By a vote of seven to two, the court decided that governments did not have the capacity to ban abortions, since women had a constitutional right to choose. The court, however, did not establish the right to privacy as absolute, instead, it tried to balance a woman’s right of privacy with a state’s interest in regulating abortion.


As a result, the Court announced a pregnancy trimester timetable to govern all abortion laws in the United States. Within the first trimester, it is entirely up to the women to decide on abortion. Throughout the second trimester, governments can regulate/limit abortion to certain extend, but cannot ban it. In the third trimester, the state can ban abortion to save a fetus that could survive independently outside the womb, unless the woman's life or health is in danger.

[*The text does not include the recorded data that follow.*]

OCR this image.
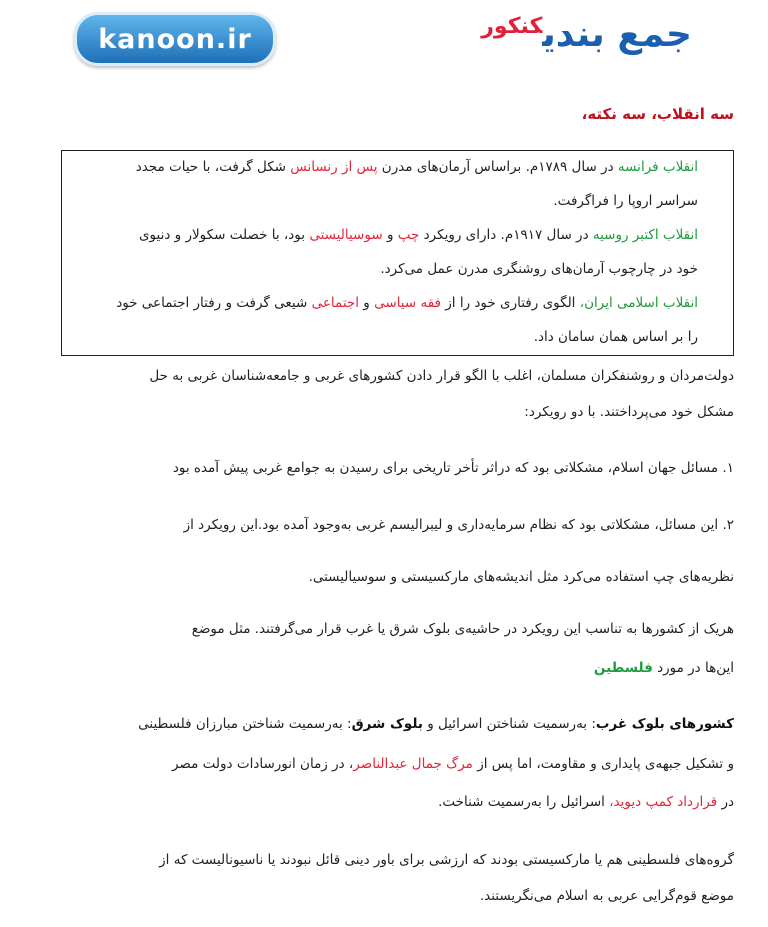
kanoon.ir	جمع بندیکنکور
سه انقلاب، سه نکته،
انقلاب فرانسه در سال ۱۷۸۹م. براساس آرمان‌های مدرن پس از رنسانس شکل گرفت، با حیات مجدد
سراسر اروپا را فراگرفت.
انقلاب اکتبر روسیه در سال ۱۹۱۷م. دارای رویکرد چپ و سوسیالیستی بود، با خصلت سکولار و دنیوی
خود در چارچوب آرمان‌های روشنگری مدرن عمل می‌کرد.
انقلاب اسلامی ایران، الگوی رفتاری خود را از فقه سیاسی و اجتماعی شیعی گرفت و رفتار اجتماعی خود
را بر اساس همان سامان داد.
دولت‌مردان و روشنفکران مسلمان، اغلب با الگو قرار دادن کشورهای غربی و جامعه‌شناسان غربی به حل
مشکل خود می‌پرداختند. با دو رویکرد:
۱. مسائل جهان اسلام، مشکلاتی بود که دراثر تأخر تاریخی برای رسیدن به جوامع غربی پیش آمده بود
۲. این مسائل، مشکلاتی بود که نظام سرمایه‌داری و لیبرالیسم غربی به‌وجود آمده بود.این رویکرد از
نظریه‌های چپ استفاده می‌کرد مثل اندیشه‌های مارکسیستی و سوسیالیستی.
هریک از کشورها به تناسب این رویکرد در حاشیه‌ی بلوک شرق یا غرب قرار می‌گرفتند. مثل موضع
این‌ها در مورد فلسطین
کشورهای بلوک غرب: به‌رسمیت شناختن اسرائیل و بلوک شرق: به‌رسمیت شناختن مبارزان فلسطینی
و تشکیل جبهه‌ی پایداری و مقاومت، اما پس از مرگ جمال عبدالناصر، در زمان انورسادات دولت مصر
در قرارداد کمپ دیوید، اسرائیل را به‌رسمیت شناخت.
گروه‌های فلسطینی هم یا مارکسیستی بودند که ارزشی برای باور دینی قائل نبودند یا ناسیونالیست که از
موضع قوم‌گرایی عربی به اسلام می‌نگریستند.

The recent decision of the Supreme Court


In the recent decision overturning Roe v. Wade the Supreme Court deliberated that the constitution did not expressly or implicitly protect the right to access abortion. It said: “the Constitution makes no reference to abortion, and no such right is implicitly protected by any constitutional provision”. Judge Samuel Alito wrote that “abortion couldn’t be constitutionally protected. Until the latter part of the 20th century, such a right was entirely unknown in American law.”


Human Rights Implications


A recent Supreme Court decision opens the door to individual states to heavily regulate or outright ban the abortion. As a result, thirteen states (Arkansas, Idaho, Kentucky, Louisiana, Mississippi, Missouri, North Dakota, Oklahoma, South Dakota, Tennessee, Texas, Utah and Wyoming) have already banned abortions and it is predicted that a total of 26 states will follow.


It is important to understand access to abortion in conjunction with other important human rights, such as privacy, security, nondiscrimination and so on. Since the Supreme Court has restricted the right to abortion for millions of women, it is intriguing how the US will continue to meet international human rights standards that guarantee access to safe abortion procedures.